Glokom sık rastlanan bir göz hastalığı olup erken tanınıp tedavi edilmediğinde görme alanında giderek daralma ve kalıcı görme kaybına yol açar. Glokomun erken dönemde hastanın uyarıcı hiçbir belirtisi ve şikayeti olmayabilir. Ancak çok yüksek göz içi basınç artışlarında gözde ağrı, bulanık görme, ışıkların etrafında halkalar görme gibi şikayetler olabilir.

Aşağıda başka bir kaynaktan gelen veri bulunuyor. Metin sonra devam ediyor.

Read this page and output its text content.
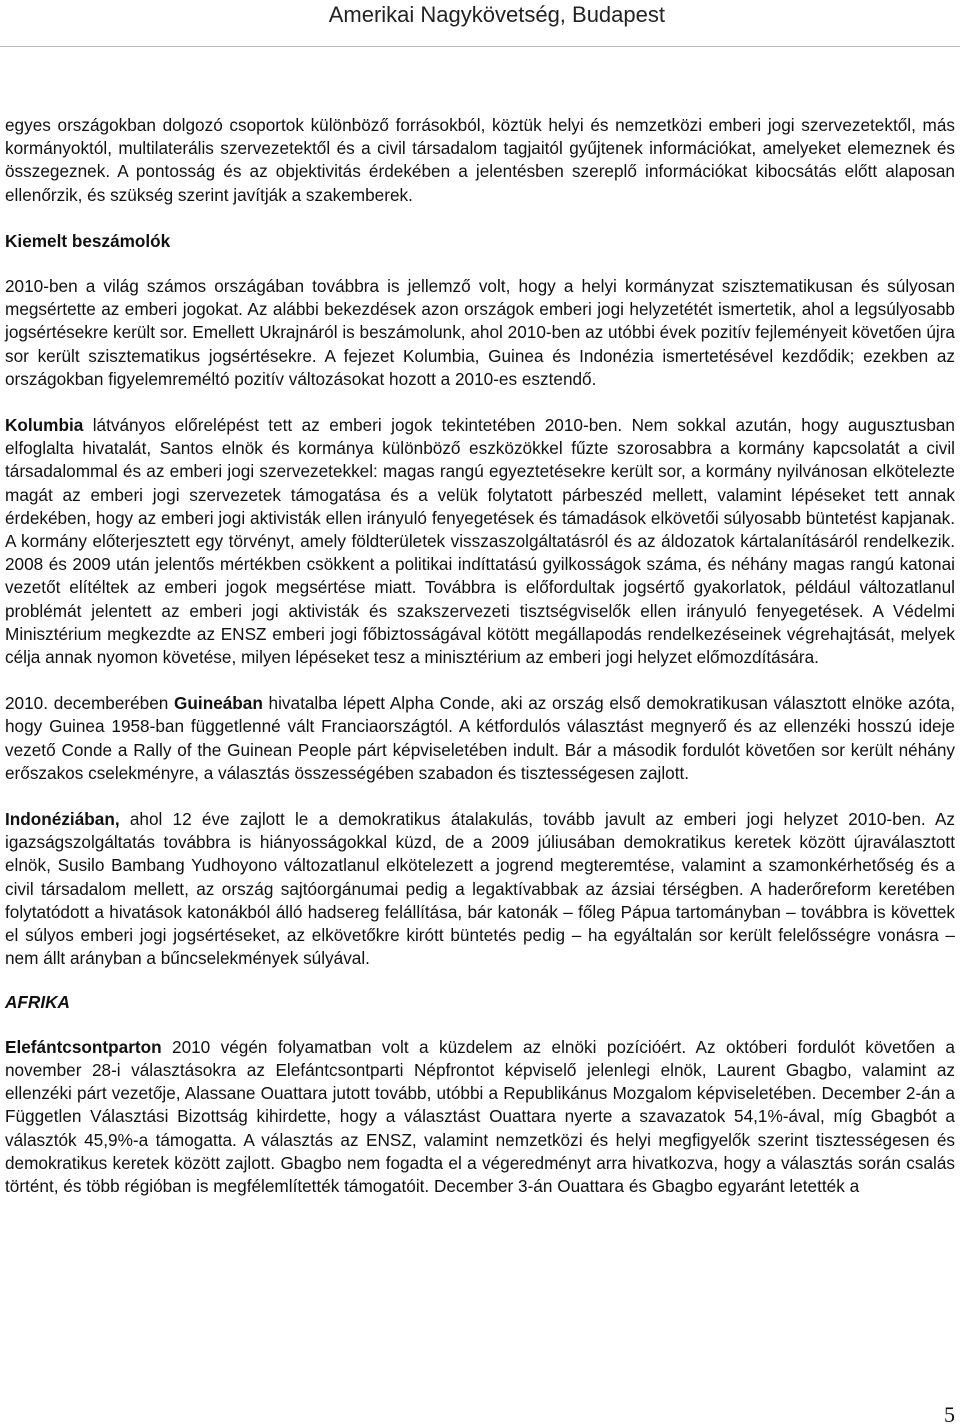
Amerikai Nagykövetség, Budapest

egyes országokban dolgozó csoportok különböző forrásokból, köztük helyi és nemzetközi emberi jogi szervezetektől, más kormányoktól, multilaterális szervezetektől és a civil társadalom tagjaitól gyűjtenek információkat, amelyeket elemeznek és összegeznek. A pontosság és az objektivitás érdekében a jelentésben szereplő információkat kibocsátás előtt alaposan ellenőrzik, és szükség szerint javítják a szakemberek.

Kiemelt beszámolók

2010-ben a világ számos országában továbbra is jellemző volt, hogy a helyi kormányzat szisztematikusan és súlyosan megsértette az emberi jogokat. Az alábbi bekezdések azon országok emberi jogi helyzetétét ismertetik, ahol a legsúlyosabb jogsértésekre került sor. Emellett Ukrajnáról is beszámolunk, ahol 2010-ben az utóbbi évek pozitív fejleményeit követően újra sor került szisztematikus jogsértésekre. A fejezet Kolumbia, Guinea és Indonézia ismertetésével kezdődik; ezekben az országokban figyelemreméltó pozitív változásokat hozott a 2010-es esztendő.

Kolumbia látványos előrelépést tett az emberi jogok tekintetében 2010-ben. Nem sokkal azután, hogy augusztusban elfoglalta hivatalát, Santos elnök és kormánya különböző eszközökkel fűzte szorosabbra a kormány kapcsolatát a civil társadalommal és az emberi jogi szervezetekkel: magas rangú egyeztetésekre került sor, a kormány nyilvánosan elkötelezte magát az emberi jogi szervezetek támogatása és a velük folytatott párbeszéd mellett, valamint lépéseket tett annak érdekében, hogy az emberi jogi aktivisták ellen irányuló fenyegetések és támadások elkövetői súlyosabb büntetést kapjanak. A kormány előterjesztett egy törvényt, amely földterületek visszaszolgáltatásról és az áldozatok kártalanításáról rendelkezik. 2008 és 2009 után jelentős mértékben csökkent a politikai indíttatású gyilkosságok száma, és néhány magas rangú katonai vezetőt elítéltek az emberi jogok megsértése miatt. Továbbra is előfordultak jogsértő gyakorlatok, például változatlanul problémát jelentett az emberi jogi aktivisták és szakszervezeti tisztségviselők ellen irányuló fenyegetések. A Védelmi Minisztérium megkezdte az ENSZ emberi jogi főbiztosságával kötött megállapodás rendelkezéseinek végrehajtását, melyek célja annak nyomon követése, milyen lépéseket tesz a minisztérium az emberi jogi helyzet előmozdítására.

2010. decemberében Guineában hivatalba lépett Alpha Conde, aki az ország első demokratikusan választott elnöke azóta, hogy Guinea 1958-ban függetlenné vált Franciaországtól. A kétfordulós választást megnyerő és az ellenzéki hosszú ideje vezető Conde a Rally of the Guinean People párt képviseletében indult. Bár a második fordulót követően sor került néhány erőszakos cselekményre, a választás összességében szabadon és tisztességesen zajlott.

Indonéziában, ahol 12 éve zajlott le a demokratikus átalakulás, tovább javult az emberi jogi helyzet 2010-ben. Az igazságszolgáltatás továbbra is hiányosságokkal küzd, de a 2009 júliusában demokratikus keretek között újraválasztott elnök, Susilo Bambang Yudhoyono változatlanul elkötelezett a jogrend megteremtése, valamint a szamonkérhetőség és a civil társadalom mellett, az ország sajtóorgánumai pedig a legaktívabbak az ázsiai térségben. A haderőreform keretében folytatódott a hivatások katonákból álló hadsereg felállítása, bár katonák – főleg Pápua tartományban – továbbra is követtek el súlyos emberi jogi jogsértéseket, az elkövetőkre kirótt büntetés pedig – ha egyáltalán sor került felelősségre vonásra – nem állt arányban a bűncselekmények súlyával.

AFRIKA

Elefántcsontparton 2010 végén folyamatban volt a küzdelem az elnöki pozícióért. Az októberi fordulót követően a november 28-i választásokra az Elefántcsontparti Népfrontot képviselő jelenlegi elnök, Laurent Gbagbo, valamint az ellenzéki párt vezetője, Alassane Ouattara jutott tovább, utóbbi a Republikánus Mozgalom képviseletében. December 2-án a Független Választási Bizottság kihirdette, hogy a választást Ouattara nyerte a szavazatok 54,1%-ával, míg Gbagbót a választók 45,9%-a támogatta. A választás az ENSZ, valamint nemzetközi és helyi megfigyelők szerint tisztességesen és demokratikus keretek között zajlott. Gbagbo nem fogadta el a végeredményt arra hivatkozva, hogy a választás során csalás történt, és több régióban is megfélemlítették támogatóit. December 3-án Ouattara és Gbagbo egyaránt letették a

5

Glokoma bağlı görme kaybı çok yavaş oluştuğu ve erken dönemde çevresel görmeyi etkilediği için hastalığın ileri dönemlerine kadar görme kaybı fark edilmez. Bu nedenle göz doktoruna genellikle görme sinirinde ciddi hasar oluştuğu geç dönemde başvururlar. Glokoma bağlı görme kaybı geri dönüşsüz olduğu için 40 yaş üstünde rutin göz muayenesi ve göz içi basınç ölçümünün yılda bir mutlaka yapılması çok önemlidir.
Göz damlaları tedavinin ilk aşamasıdır. Glokomun tedavisinde kullanılan çok çeşitli damlalar mevcuttur. Bu ilaçlar göz içindeki sıvının dışa akışını hızlandırarak veya göz sıvı yapımını azaltarak göz tansiyonunu düşürür. Öncelikle OCT incelemesiyle görme sinirinizde hasar olup olmadığını değerlendirip tedaviye ihtiyacınız olup olmadığını değerlendirmek gerekir. Sinir hasarı olmayan ve takiplerinde de sinir hasarı gelişmeyen hastalar ilaçsız takip edilebilir.
Tedavi gereken hastalarda kullanılan ilaçlar düzenli olarak ve hayat boyu kullanılırlar. Genellikle damla başlandıktan sonra etkinliğini görmek için birkaç hafta içinde tekrar muayene yapılır. Göz içi basıncınız yüksekse ikinci bir damla kullanılması gerekebilir. Yine göz tansiyonunuz yüksek devam ederse üçüncü bir damla eklenir veya diğer tedavi yöntemlerine başvurulur. Glokom ilaçların gözde ve vücutta bazı yan etkileri vardır. Tedavi planlamasında öncelik tedaviye ihtiyaç olup olmadığına karar verilmesi ve hastaya özel, yan etkisi en az ve en etkili tedavinin kullanılmasıdır.

Damlaları doktorunuzun önerdiği saatlerde damlatmalısınız. Her uygulamada bir damla yeterli olur. Emin değilseniz bir damla daha damlatabilirsiniz. Çok fazla sayıda damlatmanız, ilaçların yan etki ihtimalini arttırabilir. İki damla arasında en az beş dakika beklemelisiniz.
Glokomda lazer tedavisinde temel amaçlar ya göz içi basıncını düşürmek (tedavi edici) ya da koruma amacıyla yapılan lazer tedavi işlemleridir. Tedavi edici lazer yöntemi en sık olarak açık açılı glokom için uygulanan lazer trabeküloplasti (argon veya selektif lazer) yöntemidir. Amaç göz sıvısının dışa akımını arttırmaktır. İlaç tedavisine yeterli cevap alınamayan hastalarda lazer işlemi uygulanabilir. Ön kamara açısındaki yapısal darlık nedeniyle akut açı kapanması krizine girmiş hastalarda kriz kontrol altına alındıktan sonra YAG lazer kullanılarak gözün renkli tabakası üzerinde bir delik oluşturulur (Lazer iridotomi). Bu tedavi kriz geçirmeye müsait gözlerde de koruyucu amaçla yapılmaktadır.
Glokomun cerrahi tedavisi göz içi basıncının düşürülmesi amacıyla göz içi sıvısının dışa çıkışına sağlayan yeni bir kanal açılmasına yöneliktir. Bu kanalla gözün içindeki yüksek basınçlı sıvının dışa akımı sağlanır. Bu amaçla “trabekülektomi” en sık kullanılan yöntemdir. Uygulanan tedaviler yetersiz kaldığı ileri durumlarda göz içi sıvısını göz küresi dışına taşıyacak özel tüpler (seton implantlar) göz içine yerleştirilebilir. Bazı glokom tiplerinde (eksfoliyatif glokom gibi) katarakt ameliyatı normale göre daha risklidir. Bu nedenle komplikasyonları önlemek amacıyla erken dönemde katarakt cerrahisi önerilir.